Who Are Those 73 Million Trump Voters?
There is quite some consternation about how 73 million people could actually have voted for Trump. What does that say about the electorate? Has half the country gone mad?
There have been many answers to that question, but I’m going to propose something simple. We just need to recognize that without Covid19 we would have had no chance of defeating Trump. The strength of the economy would have reelected him. In fact that almost did happen, and it’s why the polls were wrong.
Trump almost had his November surprise. In the debates we were able to lead with Covid19, because we could point out how Trump’s botched non-leadership compared with other countries. That argument collapsed at the last minute, when Europe entered a new Covid crisis not yet shared by the US. Normally international developments don’t affect domestic opinion much, but this effectively exonerated Trump. Our election day fit neatly into that short period where Europe was reeling with a second Covid wave, but the US looked better.
With that, the economy returned as primary issue. Biden was going to turn things upside down-as an overreaction to Covid and to deal with nonsense such as climate change. It wasn’t just a matter of socialism-mongering. We had invested so much in Covid as evidence of Trump’s dangers, that people had to think themselves about the rest. Trump, shockingly, had his reelection turned into the safe choice!

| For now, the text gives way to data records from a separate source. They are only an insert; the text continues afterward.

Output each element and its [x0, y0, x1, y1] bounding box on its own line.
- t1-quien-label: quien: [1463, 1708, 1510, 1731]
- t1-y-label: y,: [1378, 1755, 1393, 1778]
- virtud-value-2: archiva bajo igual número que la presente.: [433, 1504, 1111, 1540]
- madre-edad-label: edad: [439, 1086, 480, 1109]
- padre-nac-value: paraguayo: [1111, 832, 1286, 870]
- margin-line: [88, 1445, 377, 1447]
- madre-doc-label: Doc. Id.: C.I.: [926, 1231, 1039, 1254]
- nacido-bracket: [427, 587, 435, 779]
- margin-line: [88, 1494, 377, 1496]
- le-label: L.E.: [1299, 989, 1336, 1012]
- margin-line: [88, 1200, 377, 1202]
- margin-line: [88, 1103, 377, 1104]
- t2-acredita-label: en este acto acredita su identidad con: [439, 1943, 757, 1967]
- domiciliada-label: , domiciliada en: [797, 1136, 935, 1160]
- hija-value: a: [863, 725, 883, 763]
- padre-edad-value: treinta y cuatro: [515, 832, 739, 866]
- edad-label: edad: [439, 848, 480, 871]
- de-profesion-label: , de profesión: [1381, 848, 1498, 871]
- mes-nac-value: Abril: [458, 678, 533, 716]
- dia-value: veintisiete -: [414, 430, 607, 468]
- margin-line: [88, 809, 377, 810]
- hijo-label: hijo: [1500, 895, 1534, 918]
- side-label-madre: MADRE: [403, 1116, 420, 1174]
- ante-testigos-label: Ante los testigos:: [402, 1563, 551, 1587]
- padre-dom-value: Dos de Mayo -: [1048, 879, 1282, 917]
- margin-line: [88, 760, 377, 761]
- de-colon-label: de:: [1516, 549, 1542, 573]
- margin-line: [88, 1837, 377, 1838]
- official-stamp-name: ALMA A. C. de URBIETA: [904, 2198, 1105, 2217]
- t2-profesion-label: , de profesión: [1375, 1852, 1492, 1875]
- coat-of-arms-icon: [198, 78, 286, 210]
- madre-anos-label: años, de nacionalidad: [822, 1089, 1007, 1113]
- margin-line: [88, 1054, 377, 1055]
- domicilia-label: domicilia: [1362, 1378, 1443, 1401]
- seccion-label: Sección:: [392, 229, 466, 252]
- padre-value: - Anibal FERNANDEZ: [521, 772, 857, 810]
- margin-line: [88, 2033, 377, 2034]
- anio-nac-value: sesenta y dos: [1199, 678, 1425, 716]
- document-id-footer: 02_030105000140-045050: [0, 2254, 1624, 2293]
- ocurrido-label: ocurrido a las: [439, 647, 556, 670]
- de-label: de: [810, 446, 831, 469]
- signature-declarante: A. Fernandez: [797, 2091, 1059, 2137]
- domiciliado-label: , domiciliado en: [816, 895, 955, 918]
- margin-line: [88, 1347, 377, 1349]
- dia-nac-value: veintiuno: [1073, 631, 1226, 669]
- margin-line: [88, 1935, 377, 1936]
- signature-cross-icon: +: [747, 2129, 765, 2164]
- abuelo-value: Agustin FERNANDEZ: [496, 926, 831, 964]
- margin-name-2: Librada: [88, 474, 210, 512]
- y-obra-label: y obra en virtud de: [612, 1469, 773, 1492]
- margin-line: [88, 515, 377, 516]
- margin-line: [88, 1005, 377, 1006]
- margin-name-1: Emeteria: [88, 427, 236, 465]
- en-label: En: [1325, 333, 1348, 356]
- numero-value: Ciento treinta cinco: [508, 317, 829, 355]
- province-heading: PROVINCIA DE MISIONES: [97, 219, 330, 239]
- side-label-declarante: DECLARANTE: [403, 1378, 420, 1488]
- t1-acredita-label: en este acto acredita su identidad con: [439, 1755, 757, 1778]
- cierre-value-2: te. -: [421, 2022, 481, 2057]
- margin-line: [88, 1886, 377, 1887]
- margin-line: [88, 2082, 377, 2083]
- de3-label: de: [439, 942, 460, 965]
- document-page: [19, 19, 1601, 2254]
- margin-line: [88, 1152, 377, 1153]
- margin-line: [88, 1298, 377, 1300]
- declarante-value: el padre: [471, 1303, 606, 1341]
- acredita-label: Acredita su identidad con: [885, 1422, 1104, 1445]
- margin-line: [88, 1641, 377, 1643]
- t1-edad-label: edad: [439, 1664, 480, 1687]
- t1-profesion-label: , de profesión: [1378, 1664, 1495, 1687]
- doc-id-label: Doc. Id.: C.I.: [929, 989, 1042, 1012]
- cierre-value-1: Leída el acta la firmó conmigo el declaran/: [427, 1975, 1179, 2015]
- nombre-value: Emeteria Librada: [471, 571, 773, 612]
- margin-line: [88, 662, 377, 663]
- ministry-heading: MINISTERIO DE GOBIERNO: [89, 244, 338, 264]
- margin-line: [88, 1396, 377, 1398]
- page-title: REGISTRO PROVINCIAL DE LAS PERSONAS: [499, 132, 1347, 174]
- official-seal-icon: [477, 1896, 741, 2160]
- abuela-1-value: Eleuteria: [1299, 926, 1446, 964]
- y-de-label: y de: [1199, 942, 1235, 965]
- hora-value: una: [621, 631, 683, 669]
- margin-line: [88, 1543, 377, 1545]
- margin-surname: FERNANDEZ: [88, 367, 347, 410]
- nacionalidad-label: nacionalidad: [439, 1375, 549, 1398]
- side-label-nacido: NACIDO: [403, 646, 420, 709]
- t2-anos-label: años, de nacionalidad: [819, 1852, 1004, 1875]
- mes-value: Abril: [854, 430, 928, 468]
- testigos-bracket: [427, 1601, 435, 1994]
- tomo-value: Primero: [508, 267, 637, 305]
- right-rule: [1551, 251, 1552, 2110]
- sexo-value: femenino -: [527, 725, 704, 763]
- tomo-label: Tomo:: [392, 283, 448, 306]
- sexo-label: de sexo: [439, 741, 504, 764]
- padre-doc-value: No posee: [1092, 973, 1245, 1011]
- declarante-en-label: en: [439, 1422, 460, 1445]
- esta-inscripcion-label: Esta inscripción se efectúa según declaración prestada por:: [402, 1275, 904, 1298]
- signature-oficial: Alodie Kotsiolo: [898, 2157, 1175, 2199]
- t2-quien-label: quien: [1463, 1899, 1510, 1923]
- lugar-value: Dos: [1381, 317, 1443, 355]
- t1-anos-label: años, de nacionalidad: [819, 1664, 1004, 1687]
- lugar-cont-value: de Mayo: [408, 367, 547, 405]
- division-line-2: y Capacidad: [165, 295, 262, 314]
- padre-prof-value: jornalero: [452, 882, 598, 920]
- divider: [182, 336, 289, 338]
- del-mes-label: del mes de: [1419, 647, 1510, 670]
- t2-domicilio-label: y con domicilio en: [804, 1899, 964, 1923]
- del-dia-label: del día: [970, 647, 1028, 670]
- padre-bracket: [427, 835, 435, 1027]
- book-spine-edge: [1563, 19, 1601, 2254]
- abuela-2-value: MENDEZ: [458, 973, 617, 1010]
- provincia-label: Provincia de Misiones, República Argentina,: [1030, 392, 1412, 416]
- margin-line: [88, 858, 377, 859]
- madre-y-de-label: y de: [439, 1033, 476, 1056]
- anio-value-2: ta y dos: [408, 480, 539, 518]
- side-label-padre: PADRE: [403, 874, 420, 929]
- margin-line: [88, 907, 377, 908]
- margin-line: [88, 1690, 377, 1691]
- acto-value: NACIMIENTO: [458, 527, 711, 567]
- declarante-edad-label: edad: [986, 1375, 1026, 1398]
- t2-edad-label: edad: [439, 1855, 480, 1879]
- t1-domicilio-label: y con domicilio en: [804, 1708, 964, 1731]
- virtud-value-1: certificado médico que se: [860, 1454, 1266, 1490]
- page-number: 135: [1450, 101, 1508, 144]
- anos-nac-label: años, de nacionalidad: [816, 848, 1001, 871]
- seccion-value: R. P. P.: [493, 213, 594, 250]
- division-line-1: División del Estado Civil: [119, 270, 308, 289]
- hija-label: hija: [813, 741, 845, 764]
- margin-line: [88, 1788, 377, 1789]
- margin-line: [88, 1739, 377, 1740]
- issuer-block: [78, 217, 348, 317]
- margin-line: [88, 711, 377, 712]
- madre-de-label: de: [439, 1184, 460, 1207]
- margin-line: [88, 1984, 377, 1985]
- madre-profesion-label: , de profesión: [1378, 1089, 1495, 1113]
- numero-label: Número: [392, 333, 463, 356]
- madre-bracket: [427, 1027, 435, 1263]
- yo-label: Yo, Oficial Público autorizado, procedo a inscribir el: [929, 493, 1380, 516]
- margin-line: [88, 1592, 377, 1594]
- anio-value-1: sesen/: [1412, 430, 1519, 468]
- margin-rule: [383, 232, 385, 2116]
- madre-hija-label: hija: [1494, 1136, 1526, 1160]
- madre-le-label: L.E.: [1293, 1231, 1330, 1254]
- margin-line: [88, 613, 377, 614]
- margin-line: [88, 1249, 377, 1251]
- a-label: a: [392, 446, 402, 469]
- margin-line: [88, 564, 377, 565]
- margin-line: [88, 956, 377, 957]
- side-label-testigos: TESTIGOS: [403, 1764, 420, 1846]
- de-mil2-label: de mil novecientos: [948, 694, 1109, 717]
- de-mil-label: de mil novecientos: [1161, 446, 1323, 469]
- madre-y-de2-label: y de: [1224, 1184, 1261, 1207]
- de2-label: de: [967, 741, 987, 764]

What does that say about Trump voters? There were of course whole blocs of true-believers such as the Evangelicals, but the rest of the group was familiar: they’re the same ones who would have elected Trump without Covid. With Covid off the table, the Trump time had been okay, and the rest was electoral noise.
That’s the level at which the election was fought. We shouldn’t delude ourselves that the electorate was as excited about all our issues as we are. Maybe I’m pushing things, but I’m going to draw a parallel with the last British election. In that election the primary issue for the voters was Brexit, but the Labor leader Corbin was only interested in promoting his classically socialist programs. Those programs were actually popular, but they were irrelevant for that election, and the population judged Labor irrelevant too. We’ve won the election on Trump and Covid, but we shouldn’t think we’ve finished the job of making our other issues relevant.
If we can’t make progress on the Covid recovery, healthcare, and climate, we will be judged irrelevant. Internal fighting only hurts. I’d even say that so much needs doing for climate and the Covid recovery that the remaining divisions are less important.
We may of course be in a real battle to be able to govern at all. There’s a fair chance that after January 20th Trump will still be talking about a stolen election, and-if we can’t pull off a Senate win in Georgia-Mitch McConnell could be back with the same scorched-earth used with Obama.
The Republicans got off scott-free for six years spent deliberately prolonging the 2008 recession. After the abject hypocrisy of the “balanced budget amendment” followed by Trump’s deficit-funded tax cuts, we can’t let that happen again.
That’s a worthy battle. But as with the election itself, we’ll need everyone or we’ll all lose.